Unlike prior studies that reported rapid fluctuation of vaginal microbiota composition and numerous episodes of spontaneously resolving BV [20
], our cohort of HSV-2 seropositive women exhibited a remarkable persistence of BV. Similar to the study design we utilized, these prior investigations asked women to serially self-collect vaginal smears for Gram stain diagnosis of BV. However, our study appears to be the first to identify the HSV-2 serostatus of its participants. This distinction allows us to speculate that rapidly changing vaginal flora compositions and episodes of spontaneously resolving BV may be more frequently seen among investigational cohorts that contain both HSV-2 seronegative and seropositive women. In a prospective study with eligibility criteria similar to our own (inclusion criteria included a vaginal Gram stain score ≥ 7 or a Gram stain score of 4–6 and ≥ 3 Amsel criteria), a 1-month cure rate after metronidazole therapy (400 mg p.o. for 7 days) of 77% and a median time of 176 days until BV recurrence was reported [10
]. Conversely, we detected a 1-month BV cure rate of 11% and a median time of 14 days after treatment until BV recurrence. It is interesting to speculate that our study’s exclusion of HSV-2 seronegative women may have, at least in part, contributed to such highly discrepant results.
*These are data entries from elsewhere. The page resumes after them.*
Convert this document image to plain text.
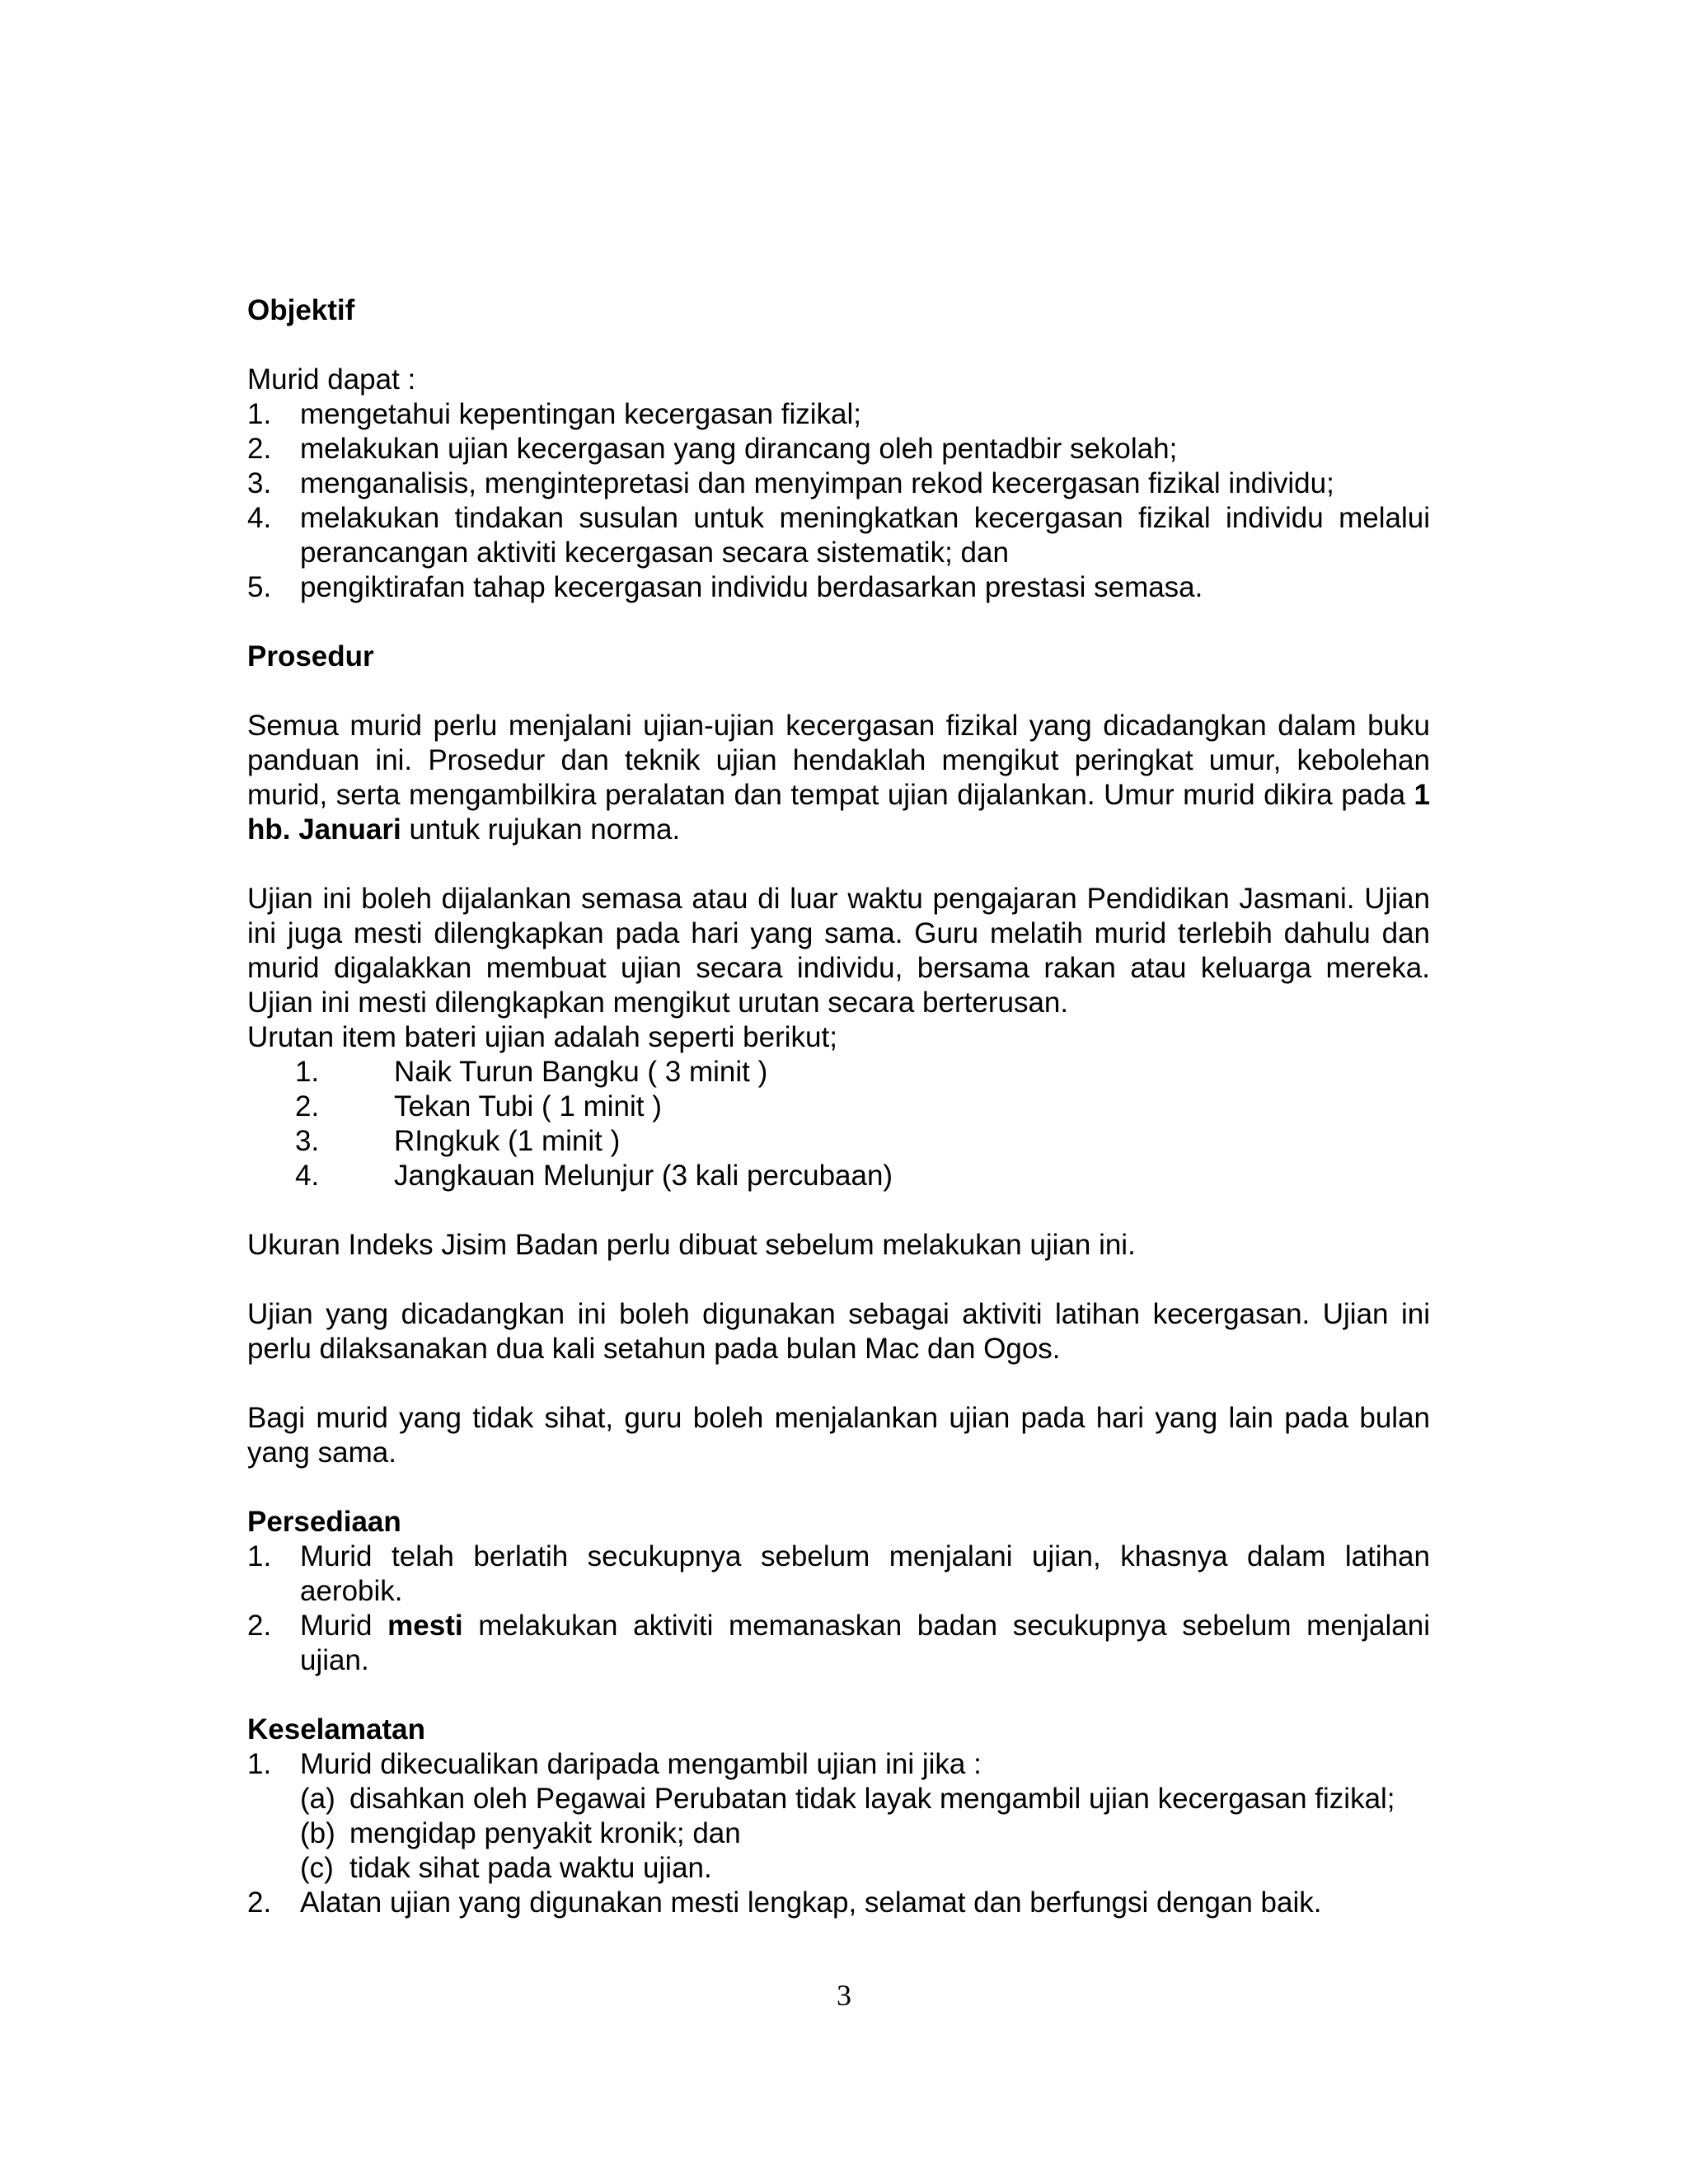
Objektif

Murid dapat :

1. mengetahui kepentingan kecergasan fizikal;
2. melakukan ujian kecergasan yang dirancang oleh pentadbir sekolah;
3. menganalisis, mengintepretasi dan menyimpan rekod kecergasan fizikal individu;
4. melakukan tindakan susulan untuk meningkatkan kecergasan fizikal individu melalui perancangan aktiviti kecergasan secara sistematik; dan
5. pengiktirafan tahap kecergasan individu berdasarkan prestasi semasa.
Prosedur

Semua murid perlu menjalani ujian-ujian kecergasan fizikal yang dicadangkan dalam buku panduan ini. Prosedur dan teknik ujian hendaklah mengikut peringkat umur, kebolehan murid, serta mengambilkira peralatan dan tempat ujian dijalankan. Umur murid dikira pada 1 hb. Januari untuk rujukan norma.

Ujian ini boleh dijalankan semasa atau di luar waktu pengajaran Pendidikan Jasmani. Ujian ini juga mesti dilengkapkan pada hari yang sama. Guru melatih murid terlebih dahulu dan murid digalakkan membuat ujian secara individu, bersama rakan atau keluarga mereka. Ujian ini mesti dilengkapkan mengikut urutan secara berterusan.

Urutan item bateri ujian adalah seperti berikut;

1.	Naik Turun Bangku ( 3 minit )
2.	Tekan Tubi ( 1 minit )
3.	RIngkuk (1 minit )
4.	Jangkauan Melunjur (3 kali percubaan)

Ukuran Indeks Jisim Badan perlu dibuat sebelum melakukan ujian ini.

Ujian yang dicadangkan ini boleh digunakan sebagai aktiviti latihan kecergasan. Ujian ini perlu dilaksanakan dua kali setahun pada bulan Mac dan Ogos.

Bagi murid yang tidak sihat, guru boleh menjalankan ujian pada hari yang lain pada bulan yang sama.

Persediaan
1. Murid telah berlatih secukupnya sebelum menjalani ujian, khasnya dalam latihan aerobik.
2. Murid mesti melakukan aktiviti memanaskan badan secukupnya sebelum menjalani ujian.
Keselamatan
1. Murid dikecualikan daripada mengambil ujian ini jika :
(a) disahkan oleh Pegawai Perubatan tidak layak mengambil ujian kecergasan fizikal;
(b) mengidap penyakit kronik; dan
(c) tidak sihat pada waktu ujian.
2. Alatan ujian yang digunakan mesti lengkap, selamat dan berfungsi dengan baik.
3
Although our study suggests correlation between antecedent HSV-2 infection and vaginal microbiota, it is unable to delineate strength of this association or the mechanisms responsible for results so disparate from prior investigations. We hypothesize increased mucosal tissue inflammation in response to HSV-2 shedding adversely impacts vaginal ecosystems, but are also unable to identify direct connections between HSV-2 shedding and BV acquisition. It seems likely that our inability to form such conclusions is limited by the small number women we enrolled. Enrollment into future investigations will benefit from inclusion of HSV-2 seropositive women with symptomatic or asymptomatic BV as well as a BV positive/HSV-2 seronegative control group. Our conclusions may be further limited by the fact we asked study participants to collect daily vaginal specimens while other BV treatment trials collected specimens at more infrequent (1-month or 3-month) intervals. Thus increased sampling frequency, rather than HSV-2 infection, may be responsible for higher rates of BV recurrence. Our conclusions may also be limited by selection bias and resultant identification of spurious relationships between HSV-2 and BV - the possibility we preferentially enrolled women with factors other than HSV-2 infection that promoted BV recalcitrance. Despite these limitations we provide important new epidemiologic data in support of the synergistic relationships emerging between genital herpes and abnormal vaginal microbiota. Additional work is needed to define mechanisms responsible for this relationship and to determine if vaginal flora health of HSV-2 infected women is improved by medications suppressing genital tract shedding of the virus.